Il 28 agosto scorso un uomo entra in una casa di piazza Gramsci, a Muggiò. Ha una pistola. E non ha più pazienza. Aspetta «da troppo tempo» che gli venga pagata una fornitura di droga. Trova il suo conoscente. Gli ripete di saldare il debito: 5 mila euro. Poi gli spara: un colpo al ginocchio. Le indagini dei carabinieri di Desio durano una ventina di giorni. Il 17 settembre arrestano l’uomo che ha sparato. E si scopre così che i due erano «colleghi», entrambi con un camion dei panini sul piazzale di San Siro: ma c’è un altra traccia in questa vicenda che porta fino al «Meazza», e a uno dei fatti più drammatici nella storia della violenza da stadio a Milano. Perché l’uomo che ha sparato a Muggiò, Luca Bonalda, 46 anni, ha un vecchio precedente per «omicidio preterintenzionale». È l’unico condannato per la morte di Antonio De Falchi, tifoso romanista, morto dopo il pestaggio di un gruppo di ultrà milanisti fuori dal cancello 16 di San Siro. Era il 4 giugno 1989: Bonalda aveva 18 anni, la stessa età di De Falchi.
Storia antica, ma non dimenticata, soprattutto per chi frequenta lo stadio. Resiste ancora un’antica stratificazione di violenza (ormai più che altro verbale) nelle partite Milan-Roma a San Siro: i tifosi della Capitale lasciano spesso la scritta «De Falchi vive», e nei giorni seguenti gli ultrà milanesi aggiungono: «Sotto terra». Sfregio alla memoria. L’ultima volta è successo un paio d’anni fa.
Quella mattina del 1989, qualche ora prima della partita, De Falchi era arrivato in stazione Centrale a Milano con tre amici che, scesi dal tram in piazza Axum, si stavano avviando verso l’ingresso del settore ospiti. S’avvicinò un ragazzo.

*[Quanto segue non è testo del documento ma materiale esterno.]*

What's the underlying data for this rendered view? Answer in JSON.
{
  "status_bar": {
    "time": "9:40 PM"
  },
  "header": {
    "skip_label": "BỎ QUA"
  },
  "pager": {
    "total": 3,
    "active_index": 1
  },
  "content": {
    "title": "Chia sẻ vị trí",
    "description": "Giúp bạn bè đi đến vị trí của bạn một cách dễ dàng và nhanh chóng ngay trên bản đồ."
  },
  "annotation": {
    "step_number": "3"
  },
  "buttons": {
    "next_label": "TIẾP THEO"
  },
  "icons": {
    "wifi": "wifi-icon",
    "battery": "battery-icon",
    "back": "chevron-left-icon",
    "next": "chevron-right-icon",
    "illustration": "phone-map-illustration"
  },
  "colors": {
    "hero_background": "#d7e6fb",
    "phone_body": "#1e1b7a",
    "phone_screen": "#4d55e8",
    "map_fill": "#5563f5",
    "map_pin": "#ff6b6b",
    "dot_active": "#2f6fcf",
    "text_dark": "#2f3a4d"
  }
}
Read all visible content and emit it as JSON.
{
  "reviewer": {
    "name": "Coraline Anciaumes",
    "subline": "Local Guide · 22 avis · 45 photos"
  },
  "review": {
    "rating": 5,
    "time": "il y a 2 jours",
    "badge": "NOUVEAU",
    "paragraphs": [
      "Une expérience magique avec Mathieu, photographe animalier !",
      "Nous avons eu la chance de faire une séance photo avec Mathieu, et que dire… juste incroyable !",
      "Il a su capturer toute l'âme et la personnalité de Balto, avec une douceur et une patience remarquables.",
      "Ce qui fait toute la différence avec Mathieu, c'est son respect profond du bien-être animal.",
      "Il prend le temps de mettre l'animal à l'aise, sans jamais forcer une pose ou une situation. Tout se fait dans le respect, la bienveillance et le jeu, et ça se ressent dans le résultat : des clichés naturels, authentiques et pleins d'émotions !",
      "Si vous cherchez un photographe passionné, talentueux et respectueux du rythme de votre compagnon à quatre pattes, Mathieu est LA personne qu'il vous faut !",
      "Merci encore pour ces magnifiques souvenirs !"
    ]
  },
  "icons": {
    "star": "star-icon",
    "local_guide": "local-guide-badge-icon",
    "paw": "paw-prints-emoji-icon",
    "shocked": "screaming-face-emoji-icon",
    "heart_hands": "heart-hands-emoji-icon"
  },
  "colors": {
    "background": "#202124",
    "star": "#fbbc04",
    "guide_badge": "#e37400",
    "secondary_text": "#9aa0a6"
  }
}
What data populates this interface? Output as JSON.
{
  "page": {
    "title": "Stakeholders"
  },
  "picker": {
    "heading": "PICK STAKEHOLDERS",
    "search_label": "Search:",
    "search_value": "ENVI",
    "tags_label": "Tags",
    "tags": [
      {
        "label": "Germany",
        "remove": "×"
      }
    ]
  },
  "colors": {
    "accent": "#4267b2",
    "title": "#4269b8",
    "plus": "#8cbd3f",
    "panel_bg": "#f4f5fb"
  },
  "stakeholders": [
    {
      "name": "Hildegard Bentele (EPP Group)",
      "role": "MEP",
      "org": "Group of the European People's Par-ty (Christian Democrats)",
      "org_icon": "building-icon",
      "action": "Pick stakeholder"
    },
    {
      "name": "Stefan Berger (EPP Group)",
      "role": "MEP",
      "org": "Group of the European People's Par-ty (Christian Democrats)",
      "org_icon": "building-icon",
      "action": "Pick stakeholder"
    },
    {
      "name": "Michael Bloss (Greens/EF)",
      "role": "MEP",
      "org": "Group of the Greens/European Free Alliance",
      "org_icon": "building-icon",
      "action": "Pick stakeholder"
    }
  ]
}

Chiese: «Scusa, hai una sigaretta?». Poi fece una seconda «prova», un’altra domanda trappola: «Sai che ora è?». A quel punto la risposta tradì l’accento romanesco: quel tizio fece un cenno, arrivò di corsa un gruppo di trenta persone, un’aggressione feroce, il ragazzo romano si rialzò dal pestaggio ma poi ricadde a terra, poco dopo morì per un infarto. «Arresto cardiaco conseguente al trauma psichico», spiegò la sentenza.
Una sentenza (molto contestata) nella quale due imputati vennero assolti per insufficienza di prove, mentre Bonalda fu l’unico condannato, a 7 anni, perché riconosciuto con certezza come uno degli aggressori sia dagli amici di De Falchi, sia da alcuni poliziotti. Nei giorni scorsi il ragazzino ultrà degli anni Ottanta è rientrato, a 46 anni, in un’ inchiesta dei carabinieri. I militari di Desio hanno accertato che tra Bonalda e il suo «collega» che viveva a Muggiò, 34 anni, ballava un debito di cocaina non pagata. Pare che fossero amici, che qualche volta avessero anche fatto le vacanze insieme. La pallottola al ginocchio non ha provocato gravi danni. In casa di Bonalda, nella zona Nord di Milano, i carabinieri hanno trovato una pistola e cinque grammi di cocaina.